The lower trunk is where trunk tissue meets with root tissue. It receives all the mechanical stress from other portions of the tree canopy. It must be strong enough to hold the weight of the tree, even in windy weather. As a result, defects in this portion of the plant can result in catastrophic tree failure.

Very few trees have a smooth, perfect transition from trunk to root. Careful observation over a period of time can help you become familiar with the normal development on the common trees in your area. This is the best way to help diagnose problems on trees. The photo on the right shows a buried root flare (also called trunk flare). This can cause decay in the lower trunk and support roots.
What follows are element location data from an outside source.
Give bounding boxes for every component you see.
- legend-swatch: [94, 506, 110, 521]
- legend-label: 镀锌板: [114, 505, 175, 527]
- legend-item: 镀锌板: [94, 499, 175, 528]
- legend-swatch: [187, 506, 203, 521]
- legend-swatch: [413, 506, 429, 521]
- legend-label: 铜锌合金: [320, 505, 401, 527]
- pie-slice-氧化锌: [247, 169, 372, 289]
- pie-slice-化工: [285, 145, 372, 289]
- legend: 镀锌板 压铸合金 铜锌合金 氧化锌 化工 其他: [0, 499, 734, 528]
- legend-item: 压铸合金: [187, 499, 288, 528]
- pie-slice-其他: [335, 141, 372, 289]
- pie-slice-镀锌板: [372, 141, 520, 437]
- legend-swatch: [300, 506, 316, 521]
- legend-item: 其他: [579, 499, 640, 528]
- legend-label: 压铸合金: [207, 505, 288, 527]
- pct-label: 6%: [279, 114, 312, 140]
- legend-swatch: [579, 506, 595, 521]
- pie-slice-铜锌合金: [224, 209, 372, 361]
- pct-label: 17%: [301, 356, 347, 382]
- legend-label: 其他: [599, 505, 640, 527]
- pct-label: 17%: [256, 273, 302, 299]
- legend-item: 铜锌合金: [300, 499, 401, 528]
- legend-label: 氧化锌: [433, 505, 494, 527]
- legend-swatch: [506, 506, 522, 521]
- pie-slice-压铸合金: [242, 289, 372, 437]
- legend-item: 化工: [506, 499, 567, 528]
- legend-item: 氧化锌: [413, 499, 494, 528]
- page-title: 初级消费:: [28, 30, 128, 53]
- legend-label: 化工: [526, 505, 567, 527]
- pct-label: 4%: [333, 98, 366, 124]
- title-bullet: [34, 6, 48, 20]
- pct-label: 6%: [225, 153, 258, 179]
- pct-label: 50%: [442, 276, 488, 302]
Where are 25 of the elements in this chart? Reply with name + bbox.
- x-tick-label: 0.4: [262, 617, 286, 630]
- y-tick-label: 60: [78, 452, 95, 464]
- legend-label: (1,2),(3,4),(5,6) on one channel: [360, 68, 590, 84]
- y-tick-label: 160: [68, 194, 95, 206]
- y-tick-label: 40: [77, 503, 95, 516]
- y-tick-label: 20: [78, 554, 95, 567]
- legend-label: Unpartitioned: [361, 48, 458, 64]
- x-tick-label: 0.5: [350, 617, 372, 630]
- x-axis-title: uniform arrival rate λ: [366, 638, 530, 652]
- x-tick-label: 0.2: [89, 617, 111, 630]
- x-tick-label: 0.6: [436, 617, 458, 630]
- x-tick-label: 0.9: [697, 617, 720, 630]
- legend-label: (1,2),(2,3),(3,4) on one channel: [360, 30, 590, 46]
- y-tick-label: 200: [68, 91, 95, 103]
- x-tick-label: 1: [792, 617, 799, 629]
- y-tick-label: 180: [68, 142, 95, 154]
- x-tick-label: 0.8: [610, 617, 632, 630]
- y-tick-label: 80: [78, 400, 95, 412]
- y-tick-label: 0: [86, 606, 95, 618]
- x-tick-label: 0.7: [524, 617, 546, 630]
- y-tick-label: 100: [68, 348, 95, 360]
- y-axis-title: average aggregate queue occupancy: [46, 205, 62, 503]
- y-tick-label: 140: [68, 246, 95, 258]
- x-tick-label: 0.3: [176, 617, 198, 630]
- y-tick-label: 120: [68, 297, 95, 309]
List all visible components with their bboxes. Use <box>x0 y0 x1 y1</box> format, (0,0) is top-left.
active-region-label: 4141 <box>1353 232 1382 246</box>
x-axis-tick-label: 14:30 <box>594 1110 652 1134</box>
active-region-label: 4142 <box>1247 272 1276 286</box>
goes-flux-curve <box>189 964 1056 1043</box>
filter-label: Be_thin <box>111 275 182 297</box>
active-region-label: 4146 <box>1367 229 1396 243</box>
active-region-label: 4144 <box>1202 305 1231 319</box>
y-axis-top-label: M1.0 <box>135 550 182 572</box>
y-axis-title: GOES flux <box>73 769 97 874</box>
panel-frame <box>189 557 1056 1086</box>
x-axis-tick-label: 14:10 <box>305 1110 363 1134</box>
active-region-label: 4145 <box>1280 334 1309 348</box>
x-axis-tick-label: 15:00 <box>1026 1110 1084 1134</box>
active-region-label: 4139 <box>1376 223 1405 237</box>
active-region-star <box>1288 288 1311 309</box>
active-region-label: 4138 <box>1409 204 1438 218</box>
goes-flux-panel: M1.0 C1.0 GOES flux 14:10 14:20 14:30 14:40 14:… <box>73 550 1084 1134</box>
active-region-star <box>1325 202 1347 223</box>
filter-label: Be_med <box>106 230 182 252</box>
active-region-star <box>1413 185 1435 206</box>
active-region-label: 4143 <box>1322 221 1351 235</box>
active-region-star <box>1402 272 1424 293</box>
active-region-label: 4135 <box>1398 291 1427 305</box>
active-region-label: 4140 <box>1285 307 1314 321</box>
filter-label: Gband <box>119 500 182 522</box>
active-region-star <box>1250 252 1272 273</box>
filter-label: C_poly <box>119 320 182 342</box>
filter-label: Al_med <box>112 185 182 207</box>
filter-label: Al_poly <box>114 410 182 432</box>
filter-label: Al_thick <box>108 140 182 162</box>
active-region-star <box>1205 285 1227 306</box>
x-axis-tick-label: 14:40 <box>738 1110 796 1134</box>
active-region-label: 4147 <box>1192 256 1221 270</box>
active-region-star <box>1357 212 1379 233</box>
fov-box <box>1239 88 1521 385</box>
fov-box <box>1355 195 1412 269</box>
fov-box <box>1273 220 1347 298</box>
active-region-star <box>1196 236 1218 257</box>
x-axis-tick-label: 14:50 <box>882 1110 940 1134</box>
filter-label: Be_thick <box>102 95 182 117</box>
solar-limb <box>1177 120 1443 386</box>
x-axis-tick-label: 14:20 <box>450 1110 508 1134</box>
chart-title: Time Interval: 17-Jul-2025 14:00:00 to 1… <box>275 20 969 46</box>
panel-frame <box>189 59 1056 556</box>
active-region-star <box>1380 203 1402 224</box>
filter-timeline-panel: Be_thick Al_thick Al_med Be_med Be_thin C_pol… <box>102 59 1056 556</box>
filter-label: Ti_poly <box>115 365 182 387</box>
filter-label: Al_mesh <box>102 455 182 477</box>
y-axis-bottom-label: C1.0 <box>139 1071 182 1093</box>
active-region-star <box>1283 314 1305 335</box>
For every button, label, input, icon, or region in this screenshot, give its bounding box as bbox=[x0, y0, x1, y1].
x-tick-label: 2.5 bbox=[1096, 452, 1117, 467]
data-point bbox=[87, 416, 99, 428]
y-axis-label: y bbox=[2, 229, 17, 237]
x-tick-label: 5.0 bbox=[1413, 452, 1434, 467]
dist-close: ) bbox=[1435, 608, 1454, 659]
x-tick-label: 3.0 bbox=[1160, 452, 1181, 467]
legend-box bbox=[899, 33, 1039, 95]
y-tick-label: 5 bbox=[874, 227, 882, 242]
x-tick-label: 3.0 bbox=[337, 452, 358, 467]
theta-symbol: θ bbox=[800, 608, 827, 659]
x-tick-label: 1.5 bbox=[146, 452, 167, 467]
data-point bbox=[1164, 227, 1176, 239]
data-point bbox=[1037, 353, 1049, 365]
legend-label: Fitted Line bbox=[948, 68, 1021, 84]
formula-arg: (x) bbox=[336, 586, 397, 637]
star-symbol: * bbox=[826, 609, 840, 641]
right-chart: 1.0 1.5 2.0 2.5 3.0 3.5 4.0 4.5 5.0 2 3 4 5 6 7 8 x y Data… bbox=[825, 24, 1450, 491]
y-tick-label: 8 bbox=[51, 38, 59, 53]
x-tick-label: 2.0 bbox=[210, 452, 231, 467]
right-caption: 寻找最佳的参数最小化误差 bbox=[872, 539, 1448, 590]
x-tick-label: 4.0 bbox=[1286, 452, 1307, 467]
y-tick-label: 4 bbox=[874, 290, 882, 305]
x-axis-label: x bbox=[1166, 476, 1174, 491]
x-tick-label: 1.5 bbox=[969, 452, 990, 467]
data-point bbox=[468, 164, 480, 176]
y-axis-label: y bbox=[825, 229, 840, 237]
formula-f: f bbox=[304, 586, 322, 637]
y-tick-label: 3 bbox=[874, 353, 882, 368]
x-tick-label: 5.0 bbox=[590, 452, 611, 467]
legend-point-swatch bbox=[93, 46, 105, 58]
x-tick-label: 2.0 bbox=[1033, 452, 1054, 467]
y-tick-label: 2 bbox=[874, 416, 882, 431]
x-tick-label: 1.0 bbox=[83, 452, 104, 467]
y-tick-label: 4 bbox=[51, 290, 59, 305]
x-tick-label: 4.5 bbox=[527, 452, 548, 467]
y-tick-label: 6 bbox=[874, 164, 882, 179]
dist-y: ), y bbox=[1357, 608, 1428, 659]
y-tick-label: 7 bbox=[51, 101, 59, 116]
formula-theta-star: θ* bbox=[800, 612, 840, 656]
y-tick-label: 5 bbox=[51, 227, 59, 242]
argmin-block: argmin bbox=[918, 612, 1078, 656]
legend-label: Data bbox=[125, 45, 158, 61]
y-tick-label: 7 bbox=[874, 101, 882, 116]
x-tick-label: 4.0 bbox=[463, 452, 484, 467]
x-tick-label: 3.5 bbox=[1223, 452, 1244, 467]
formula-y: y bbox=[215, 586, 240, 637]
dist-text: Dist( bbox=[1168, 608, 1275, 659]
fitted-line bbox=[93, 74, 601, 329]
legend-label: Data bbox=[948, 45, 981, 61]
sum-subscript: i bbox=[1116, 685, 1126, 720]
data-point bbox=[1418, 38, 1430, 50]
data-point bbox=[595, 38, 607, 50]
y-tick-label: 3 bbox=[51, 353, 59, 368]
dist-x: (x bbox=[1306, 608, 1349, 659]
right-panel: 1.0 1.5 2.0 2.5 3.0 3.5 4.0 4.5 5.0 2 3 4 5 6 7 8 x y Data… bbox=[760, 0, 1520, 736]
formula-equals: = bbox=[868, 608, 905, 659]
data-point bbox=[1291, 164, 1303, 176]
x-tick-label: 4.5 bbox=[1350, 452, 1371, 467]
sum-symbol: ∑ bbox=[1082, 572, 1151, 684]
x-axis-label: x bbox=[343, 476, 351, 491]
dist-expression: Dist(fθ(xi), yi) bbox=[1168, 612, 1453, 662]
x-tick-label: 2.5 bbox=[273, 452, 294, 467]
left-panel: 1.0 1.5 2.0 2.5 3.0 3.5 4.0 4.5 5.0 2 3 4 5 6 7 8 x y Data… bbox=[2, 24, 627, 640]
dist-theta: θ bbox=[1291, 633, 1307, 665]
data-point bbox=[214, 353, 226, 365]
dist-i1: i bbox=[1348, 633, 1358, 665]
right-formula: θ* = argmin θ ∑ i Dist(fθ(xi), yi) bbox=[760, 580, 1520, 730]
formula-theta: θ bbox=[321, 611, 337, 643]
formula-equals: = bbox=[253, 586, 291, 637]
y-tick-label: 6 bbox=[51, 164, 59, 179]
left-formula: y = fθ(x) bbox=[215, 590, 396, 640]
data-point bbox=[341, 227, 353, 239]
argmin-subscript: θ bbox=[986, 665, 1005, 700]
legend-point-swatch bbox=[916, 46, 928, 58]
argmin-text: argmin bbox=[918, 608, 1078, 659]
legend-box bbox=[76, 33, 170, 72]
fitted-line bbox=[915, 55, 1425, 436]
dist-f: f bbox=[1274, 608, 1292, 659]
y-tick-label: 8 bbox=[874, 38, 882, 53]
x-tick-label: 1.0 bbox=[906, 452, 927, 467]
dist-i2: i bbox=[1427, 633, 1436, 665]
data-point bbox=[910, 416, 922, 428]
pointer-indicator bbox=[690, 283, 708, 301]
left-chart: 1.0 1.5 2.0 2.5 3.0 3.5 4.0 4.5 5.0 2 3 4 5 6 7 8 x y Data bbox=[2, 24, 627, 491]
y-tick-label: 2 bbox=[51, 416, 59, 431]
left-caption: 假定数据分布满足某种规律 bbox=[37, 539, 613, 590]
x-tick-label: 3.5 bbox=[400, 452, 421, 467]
See: More on trunk evaluation.

normal swelling in tree

This swelling at the base of the tree is more or less normal trunk flare where roots transition into trunk. However, checking for decay in the center of the trunk using an appropriate device can help determine the stability of the tree.

injury in base of tree can start a decline in tree health

The huge injury at the base of this large tree occurred several years ago. It can start a decline in tree health and lead to tree instability due to lack of roots on the affected side of the tree. Trees with this type of injury develop more wood on either side of the decay in an attempt to stabilize the trunk. You can see this if you look closely at the photo. Prevent further damage by mulching under the canopy to keep grass away. Reduce the size of or thin the canopy to reduce likelihood of failure in storms.

trunk showing decay

This is one of the worst areas to inflict injury on trees. This can cause decay at the trunk base and can initiate cracks. Cracks and decay are major causes of tree failure and breakage. There is little that can be done to help this injury. Prevent further damage by mulching under the canopy to keep grass away. Keep mulch away from trunk.